I did make a few changes in my day so that I could have some more time to dedicate to him, and he made a few changes in his approach to the subject.
- I started planning my week and included activities in strategic spots to maximize my kids’ energy spending.
- Because of that, I was able to get the kids “ready” for bed earlier in the day.
- If I have to work at night, I will do it on the sofa using a laptop so we can be connected, as opposed to sitting on the computer with him on the other side of the room.
- I started cooking dinner and cleaning up for the day before I put the kids to sleep at night. It surely is a little more hectic that way, but after a couple of weeks, we all got the hang of how this would work out. Now they know when it’s “clean up time” and will usually not cause much trouble. Doing this has given me a lot more time to spend with my husband once the kids were in bed.

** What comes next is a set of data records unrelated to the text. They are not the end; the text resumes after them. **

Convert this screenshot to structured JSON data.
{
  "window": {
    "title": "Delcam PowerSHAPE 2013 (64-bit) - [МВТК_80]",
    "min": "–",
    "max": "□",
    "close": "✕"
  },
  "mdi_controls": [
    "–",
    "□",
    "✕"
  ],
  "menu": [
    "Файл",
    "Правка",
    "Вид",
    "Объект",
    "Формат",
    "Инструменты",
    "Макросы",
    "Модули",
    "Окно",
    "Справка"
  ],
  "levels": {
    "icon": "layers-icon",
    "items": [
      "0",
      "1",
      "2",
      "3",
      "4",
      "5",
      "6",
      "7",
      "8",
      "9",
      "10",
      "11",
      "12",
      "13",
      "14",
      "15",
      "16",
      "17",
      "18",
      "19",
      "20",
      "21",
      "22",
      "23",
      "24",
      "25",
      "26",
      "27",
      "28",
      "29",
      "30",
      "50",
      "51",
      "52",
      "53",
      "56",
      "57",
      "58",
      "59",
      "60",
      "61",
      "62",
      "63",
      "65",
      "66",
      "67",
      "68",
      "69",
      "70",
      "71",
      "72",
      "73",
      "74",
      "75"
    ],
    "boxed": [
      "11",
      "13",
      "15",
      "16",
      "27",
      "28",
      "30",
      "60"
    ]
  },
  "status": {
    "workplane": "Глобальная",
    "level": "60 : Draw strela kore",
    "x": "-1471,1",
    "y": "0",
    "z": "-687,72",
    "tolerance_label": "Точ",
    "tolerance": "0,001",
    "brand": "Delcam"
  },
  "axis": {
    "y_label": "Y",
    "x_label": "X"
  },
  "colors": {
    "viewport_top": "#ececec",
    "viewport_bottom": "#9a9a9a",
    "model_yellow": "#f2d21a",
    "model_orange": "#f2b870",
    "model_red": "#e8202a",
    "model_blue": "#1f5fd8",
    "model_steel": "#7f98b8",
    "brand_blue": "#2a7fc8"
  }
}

- I took the kids out of our bed/bedroom. Yes, we co-slept with both our kids, from the time my daughter was born until she was over 2 years old. I don’t necessarily “regret” that decision, however, I am thankful that it has been different with our son and we had this sleep situation figured out with him before he turned 10 months. (Read more here)
- We started scheduling intimacy time. Yes. I have found that waiting for that to happen “spontaneously” was becoming incredibly frustrating for a multitude of reasons. Scheduling time for sex allowed me to not only plan my day better but also built up expectations for both of us.

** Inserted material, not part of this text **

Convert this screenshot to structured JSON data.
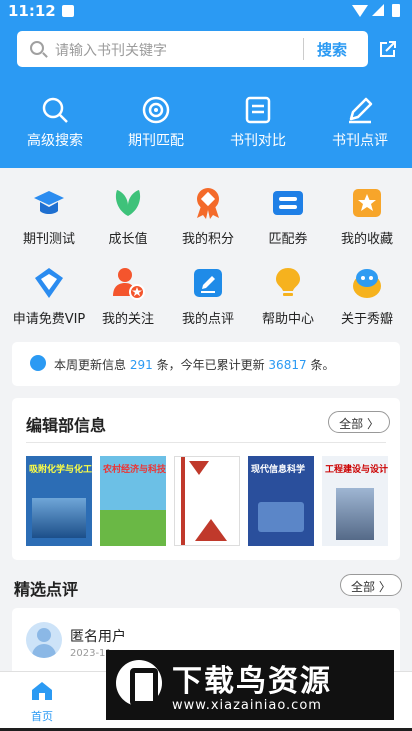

Of course, the occasional fights about me not paying him enough attention still happen and will continue to happen. As my great-grandfather used to say, “marriage is one of life’s cruelest jokes, because by the time you figure everything out to have a perfect marriage, it’s time to part from this life”.
But the important thing here is that once I put my bitterness aside and he put my feelings in perspective, we were able to better understand each other… and then start working on it.
My takeaway? My husband loves me enough to miss me. And that’s cool with me.
When I realized that my husband actually missed me… it all changed in my head. And I mean really thinking about what that meant. He missed me. Because he loved me. Why would I get mad about that?
Granted, we had to have some tough discussions about what it meant for me being a stay-at-home mom and pouring out so much of myself to the kids and the family, and that he had to understand that sometimes I was just plain tired.
But the thing I am most thankful for is that in the midst of the exhaustion and busy day, I was being cherished and missed by the guy that I chose to have a family with.
And I truly hope this helps you also work it out within yourself and with your husband so you can, too, realize that you will always be a better mom and a better dad when you are a intertwined husband and wife.